Collective defined contribution (CDC) schemes should not be seen as an adequate replacement for existing defined benefit (DB) plans, according to UK labour unions.

While unions have cautiously welcomed recent discussions about introducing collective pensions to the UK, concerns were raised that companies might adopt the new model as way of closing existing DB plans either to new members or further accruals.

Colin Meech, national officer at Unison – which with 1.3m members is one of the UK’s largest unions – said he saw the CDC model as “a much better system than DC [defined contribution] as you have collective risk sharing”.

However, he warned that CDC plans, including the versions employed in the Netherlands and Canada, were not necessarily a panacea for the problems inherent within the pension fund industry – not least because of their complexity. “Last I heard there were 122 variants of CDC,” he said.

The critical issues concerned the structure of how UK employers currently manage their pension funds, Meech added: “If someone was going to set up a structure today, why would you start with ‘what we are going to deliver’ rather than ‘how we are going to deliver it’?”

The lack of transparency over costs, the use of external fund managers rather in-house management, and the lack of interest in consolidating funds were all issues that needed to be addressed first, Meech said.

“The issue is whether the system delivers the benefit structure at an efficient level so that employers can commit to the scheme,” he said. “Currently we do it the other way round.

“In the Netherlands, the government considers the scale of a fund to be a fiduciary duty and encourages pension fund trustees to merge their funds. As a consequence, the number of funds has declined from over 1,000 in 1997 to just over 200 or so today.”

The Trades Union Congress (TUC), which serves as the UK’s umbrella union organisation, said it was a longstanding supporter of CDC plans.

In a recent blog, Tim Sharp, the TUC’s pensions policy officer, said there was “widespread support for allowing the introduction of CDC schemes across industry and politics”.

Noting their relative popularity in the Netherlands and Canada, he added: “Collective pensions are moving rapidly into the mainstream.”

Terry Pullinger, deputy general secretary for postal at CWU, agreed. He said he recognised that CDCs might not provide a solution for everyone, but added: “We are absolutely adamant that it is better than DC.

“There is a political sense at the moment, with [UK prime minister] Theresa May talking about a society that works for everyone, that the ground is extremely fertile for an alternative.”

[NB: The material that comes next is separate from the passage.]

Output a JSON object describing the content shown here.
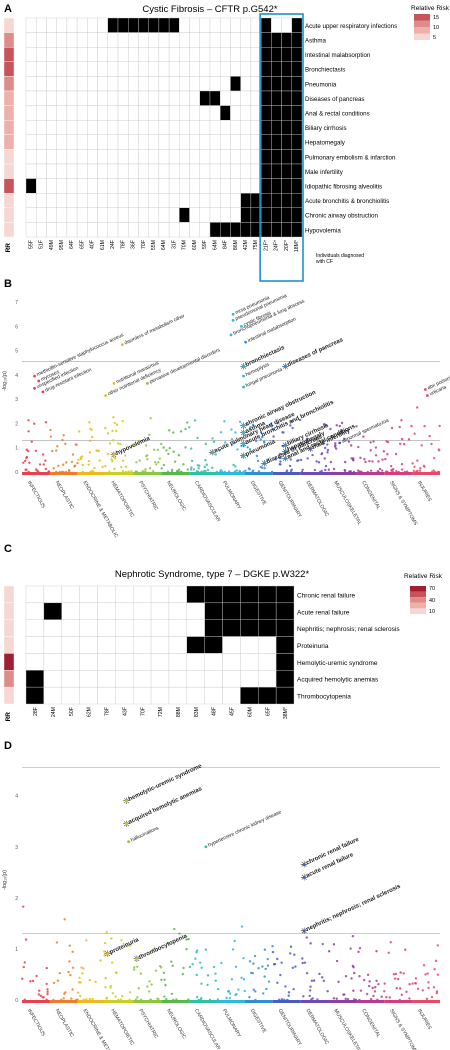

Pullinger and the CWU agreed with Royal Mail in February to introduce a CDC scheme, subject to the necessary legislative changes.

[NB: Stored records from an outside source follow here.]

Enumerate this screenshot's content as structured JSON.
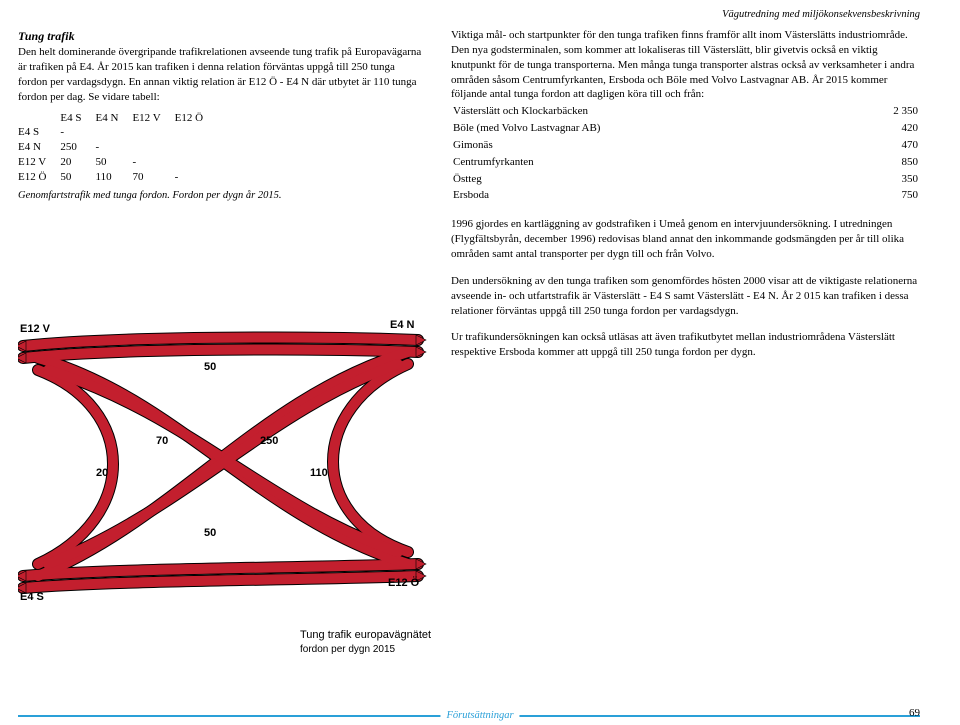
{
  "header": {
    "right": "Vägutredning med miljökonsekvensbeskrivning"
  },
  "left": {
    "title": "Tung trafik",
    "p1": "Den helt dominerande övergripande trafikrelationen avseende tung trafik på Europavägarna är trafiken på E4. År 2015 kan trafiken i denna relation förväntas uppgå till 250 tunga fordon per vardagsdygn. En annan viktig relation är E12 Ö - E4 N där utbytet är 110 tunga fordon per dag. Se vidare tabell:",
    "table": {
      "cols": [
        "",
        "E4 S",
        "E4 N",
        "E12 V",
        "E12 Ö"
      ],
      "rows": [
        [
          "E4 S",
          "-",
          "",
          "",
          ""
        ],
        [
          "E4 N",
          "250",
          "-",
          "",
          ""
        ],
        [
          "E12 V",
          "20",
          "50",
          "-",
          ""
        ],
        [
          "E12 Ö",
          "50",
          "110",
          "70",
          "-"
        ]
      ],
      "caption": "Genomfartstrafik med tunga fordon. Fordon per dygn år 2015."
    }
  },
  "right": {
    "p1": "Viktiga mål- och startpunkter för den tunga trafiken finns framför allt inom Västerslätts industriområde. Den nya godsterminalen, som kommer att lokaliseras till Västerslätt, blir givetvis också en viktig knutpunkt för de tunga transporterna. Men många tunga transporter alstras också av verksamheter i andra områden såsom  Centrumfyrkanten, Ersboda och Böle med Volvo Lastvagnar AB. År 2015 kommer följande antal tunga fordon att dagligen köra till och från:",
    "dest": {
      "rows": [
        [
          "Västerslätt och Klockarbäcken",
          "2 350"
        ],
        [
          "Böle (med Volvo Lastvagnar AB)",
          "420"
        ],
        [
          "Gimonäs",
          "470"
        ],
        [
          "Centrumfyrkanten",
          "850"
        ],
        [
          "Östteg",
          "350"
        ],
        [
          "Ersboda",
          "750"
        ]
      ]
    },
    "p2": "1996 gjordes en kartläggning av godstrafiken i Umeå genom en intervjuundersökning. I utredningen (Flygfältsbyrån, december 1996) redovisas bland annat den inkommande godsmängden per år till olika områden samt antal transporter per dygn till och från Volvo.",
    "p3": "Den undersökning av den tunga trafiken som genomfördes hösten 2000 visar att de viktigaste relationerna avseende in- och utfartstrafik är Västerslätt - E4 S samt Västerslätt - E4 N. År 2 015 kan trafiken i dessa relationer förväntas uppgå till 250 tunga fordon per vardagsdygn.",
    "p4": "Ur trafikundersökningen kan också utläsas att även trafikutbytet mellan industriområdena Västerslätt respektive Ersboda kommer att uppgå till 250 tunga fordon per dygn."
  },
  "diagram": {
    "labels": {
      "e12v": "E12 V",
      "e4n": "E4 N",
      "e4s": "E4 S",
      "e12o": "E12 Ö",
      "v50a": "50",
      "v50b": "50",
      "v70": "70",
      "v250": "250",
      "v110": "110",
      "v20": "20"
    },
    "road_color": "#c31f2e",
    "road_border": "#000000",
    "road_width": 10,
    "caption1": "Tung trafik europavägnätet",
    "caption2": "fordon per dygn 2015"
  },
  "footer": {
    "center": "Förutsättningar",
    "page": "69"
  }
}
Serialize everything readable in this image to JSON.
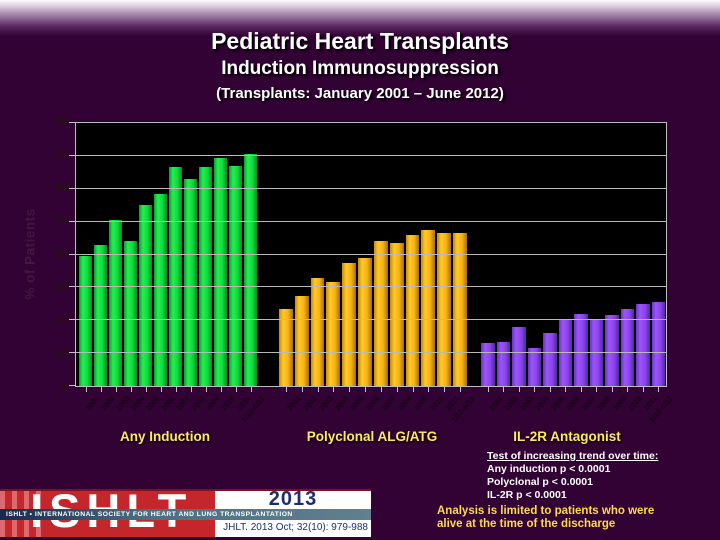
{
  "slide": {
    "title": "Pediatric Heart Transplants",
    "subtitle": "Induction Immunosuppression",
    "date_range": "(Transplants: January 2001 – June 2012)"
  },
  "chart_data": {
    "type": "bar",
    "title": "Pediatric Heart Transplants",
    "subtitle": "Induction Immunosuppression",
    "period": "(Transplants: January 2001 – June 2012)",
    "xlabel": "",
    "ylabel": "% of Patients",
    "ylim": [
      0,
      80
    ],
    "ytick_step": 10,
    "grid": true,
    "plot_background": "#000000",
    "legend_position": "bottom",
    "categories": [
      "2001",
      "2002",
      "2003",
      "2004",
      "2005",
      "2006",
      "2007",
      "2008",
      "2009",
      "2010",
      "2011",
      "1/12-6/12"
    ],
    "series": [
      {
        "name": "Any Induction",
        "color": "#1ddd44",
        "gradient": [
          "#0a9e2c",
          "#25ef50",
          "#0ddc3c",
          "#078a24"
        ],
        "values": [
          39.5,
          43,
          50.5,
          44,
          55,
          58.5,
          66.5,
          63,
          66.5,
          69.5,
          67,
          70.5
        ]
      },
      {
        "name": "Polyclonal ALG/ATG",
        "color": "#ffb515",
        "gradient": [
          "#cc8a06",
          "#ffc929",
          "#f7b214",
          "#a96e02"
        ],
        "values": [
          23.5,
          27.5,
          33,
          31.5,
          37.5,
          39,
          44,
          43.5,
          46,
          47.5,
          46.5,
          46.5
        ]
      },
      {
        "name": "IL-2R Antagonist",
        "color": "#8c46f0",
        "gradient": [
          "#6a34c4",
          "#9d55fa",
          "#8a44ee",
          "#5526a0"
        ],
        "values": [
          13,
          13.5,
          18,
          11.5,
          16,
          20,
          22,
          20.5,
          21.5,
          23.5,
          25,
          25.5
        ]
      }
    ]
  },
  "stats": {
    "heading": "Test of increasing trend over time:",
    "lines": [
      "Any induction p < 0.0001",
      "Polyclonal p < 0.0001",
      "IL-2R p < 0.0001"
    ],
    "note_line1": "Analysis is limited to patients who were",
    "note_line2": "alive at the time of the discharge"
  },
  "footer": {
    "logo_text": "ISHLT",
    "banner": "ISHLT • INTERNATIONAL SOCIETY FOR HEART AND LUNG TRANSPLANTATION",
    "year": "2013",
    "citation": "JHLT. 2013 Oct; 32(10): 979-988"
  },
  "colors": {
    "slide_background": "#310233",
    "accent_yellow": "#ffe95c",
    "logo_red": "#c5262c",
    "logo_navy": "#1b2f70"
  }
}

The concept of CDC first topped the pensions policy agenda in 2015, following a reform initiative spearheaded by the then-pensions minister, Steve Webb. However, his successor Ros Altmann shelved the plans, preferring to concentrate resources on implementing at-retirement reforms instead.

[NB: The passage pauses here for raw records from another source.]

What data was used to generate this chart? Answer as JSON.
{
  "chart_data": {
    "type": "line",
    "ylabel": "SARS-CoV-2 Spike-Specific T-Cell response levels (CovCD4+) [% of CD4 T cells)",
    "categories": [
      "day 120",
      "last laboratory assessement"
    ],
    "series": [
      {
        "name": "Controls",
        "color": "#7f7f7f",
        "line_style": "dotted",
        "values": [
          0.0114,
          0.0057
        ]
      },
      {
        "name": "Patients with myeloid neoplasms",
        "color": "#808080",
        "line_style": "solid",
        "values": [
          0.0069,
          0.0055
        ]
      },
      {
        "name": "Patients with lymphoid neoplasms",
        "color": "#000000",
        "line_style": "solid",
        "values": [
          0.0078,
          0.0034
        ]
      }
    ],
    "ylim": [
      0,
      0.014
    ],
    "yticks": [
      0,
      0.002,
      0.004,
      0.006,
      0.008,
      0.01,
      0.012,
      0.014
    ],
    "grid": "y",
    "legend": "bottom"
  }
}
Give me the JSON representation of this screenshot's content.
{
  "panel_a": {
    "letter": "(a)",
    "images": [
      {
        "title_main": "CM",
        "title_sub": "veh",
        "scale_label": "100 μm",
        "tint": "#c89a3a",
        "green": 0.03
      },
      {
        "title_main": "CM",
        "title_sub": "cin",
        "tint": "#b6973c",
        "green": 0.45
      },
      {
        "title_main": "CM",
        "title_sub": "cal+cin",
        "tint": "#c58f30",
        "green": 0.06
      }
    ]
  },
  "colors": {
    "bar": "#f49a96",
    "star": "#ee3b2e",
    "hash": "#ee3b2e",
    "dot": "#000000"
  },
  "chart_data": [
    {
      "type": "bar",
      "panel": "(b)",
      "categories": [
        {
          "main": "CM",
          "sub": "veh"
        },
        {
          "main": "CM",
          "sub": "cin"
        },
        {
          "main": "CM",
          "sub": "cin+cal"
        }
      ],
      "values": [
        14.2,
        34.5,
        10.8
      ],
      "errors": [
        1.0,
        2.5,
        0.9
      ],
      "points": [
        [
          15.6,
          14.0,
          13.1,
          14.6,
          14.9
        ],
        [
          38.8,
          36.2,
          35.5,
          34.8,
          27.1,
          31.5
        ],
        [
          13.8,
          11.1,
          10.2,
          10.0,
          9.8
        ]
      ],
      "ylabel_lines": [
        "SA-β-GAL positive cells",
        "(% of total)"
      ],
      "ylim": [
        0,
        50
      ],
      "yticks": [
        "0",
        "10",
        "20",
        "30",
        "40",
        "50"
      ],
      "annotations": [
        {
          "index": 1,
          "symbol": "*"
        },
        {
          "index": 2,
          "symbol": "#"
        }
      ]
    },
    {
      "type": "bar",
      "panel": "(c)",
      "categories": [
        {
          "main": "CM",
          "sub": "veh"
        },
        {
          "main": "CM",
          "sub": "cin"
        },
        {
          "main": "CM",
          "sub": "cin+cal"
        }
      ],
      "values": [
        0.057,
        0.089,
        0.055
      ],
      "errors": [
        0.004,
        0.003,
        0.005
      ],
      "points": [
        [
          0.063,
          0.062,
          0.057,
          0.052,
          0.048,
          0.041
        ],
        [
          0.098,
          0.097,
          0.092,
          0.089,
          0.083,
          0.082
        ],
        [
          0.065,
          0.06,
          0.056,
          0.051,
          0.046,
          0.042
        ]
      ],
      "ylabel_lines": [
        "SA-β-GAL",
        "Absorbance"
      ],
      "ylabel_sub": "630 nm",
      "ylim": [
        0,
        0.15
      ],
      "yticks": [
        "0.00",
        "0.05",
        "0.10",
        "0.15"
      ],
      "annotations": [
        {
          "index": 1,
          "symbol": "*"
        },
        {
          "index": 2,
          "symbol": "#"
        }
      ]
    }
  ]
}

The model returned to prominence earlier this year following the Royal Mail-CWU agreement, although the Work and Pensions Select Committee – a group of politicians from the UK parliament’s lower house – had opened an inquiry into the benefits of CDC late last year.

In March, Guy Opperman, the pensions minister, told the committee that the government was looking once more at the pros and cons of the scheme.

“We are minded to assist but at the same stage I don’t want to give cast iron guarantees,” he told the committee.